Le début du second acte fut tonitruant. Dimitri Payet avait amorcé et marqué le premier but, il glissa le ballon à Mamadou Diallo pour le second. On crut que le Malien allait faire mouche, il expédia le ballon sur un montant. On n'eut heureusement pas le temps de se désoler que Guillaume Norbert surgissait et trompait de nouveau Carasso. « Je me suis dit : fais attention à ce que ton ballon ne s'envole pas, applique-toi, » raconte-t-il.
Cetto encore expulsé
Nantes était aux anges et Georges Eo, les bras croisés, faussement calme, bouillonnant à l'intérieur, piétinait devant son banc, dans la surface qui lui est imparti. Il lui aurait fallu un troisième but. Il faillit arriver lorsque Dimitrijevic, qui venait de succéder à Norbert, exténué, lança adroitement Payet en contre-attaque. Nantes n'obtint qu'un corner (64è) et au lieu de la libération attendue on sut quelques secondes plus tard qu'on s'orientait vers un final angoissant. L'incorrigible Mauro Cetto, qui avait déjà écopé en première période d'un carton jaune pour une intervention grossière et stupide, ne trouva rien de mieux à faire que de traiter Carasso de « fils de pute ». Tony Chapron n'hésita pas : il dégaina le carton rouge. Bien sûr, on peut estimer cette sanction excessive d'autant qu'il n'avait pas bronché précédemment sur une deuxième faute de M'Bami (qui lui aussi était averti et qu'Emon préféra rappeler sur le banc, juste après), il n'en reste pas moins que l'Argentin est assez impardonnable, compte tenu de son lourd « casier judiciaire. » S'il ne peut se passer de commettre des exactions, il faudra que l'équipe apprenne à se passer de lui.

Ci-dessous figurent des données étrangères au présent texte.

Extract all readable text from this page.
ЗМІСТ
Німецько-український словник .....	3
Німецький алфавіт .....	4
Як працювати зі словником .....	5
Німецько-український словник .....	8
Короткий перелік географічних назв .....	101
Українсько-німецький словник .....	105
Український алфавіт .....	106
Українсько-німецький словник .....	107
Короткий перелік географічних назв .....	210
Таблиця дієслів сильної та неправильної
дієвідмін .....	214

Olé, Olé, criait le public
C'est Diallo qui fit les frais de sa bêtise puisque Georges Eo lança El Mourabet au centre de la défense et invita le Malien à quitter le terrain. Il restait 25 minutes et on sut qu'elles s'écouleraient lentement. Elles devinrent encore plus longues lorsque Niang, d'un shoot de 20 mètres, eut ramené l'OM à 2-1. Da Rocha venait de relayer Payet et Nantes courba l'échine. Mais il le fit de façon subtile, en demeurant groupé, en se passant et repassant le ballon, amenant même le public à encourager ces échanges par de vibrants « olé ». A 10 contre 11, c'était fort. Et cela dénotait aussi une confiance retrouvée.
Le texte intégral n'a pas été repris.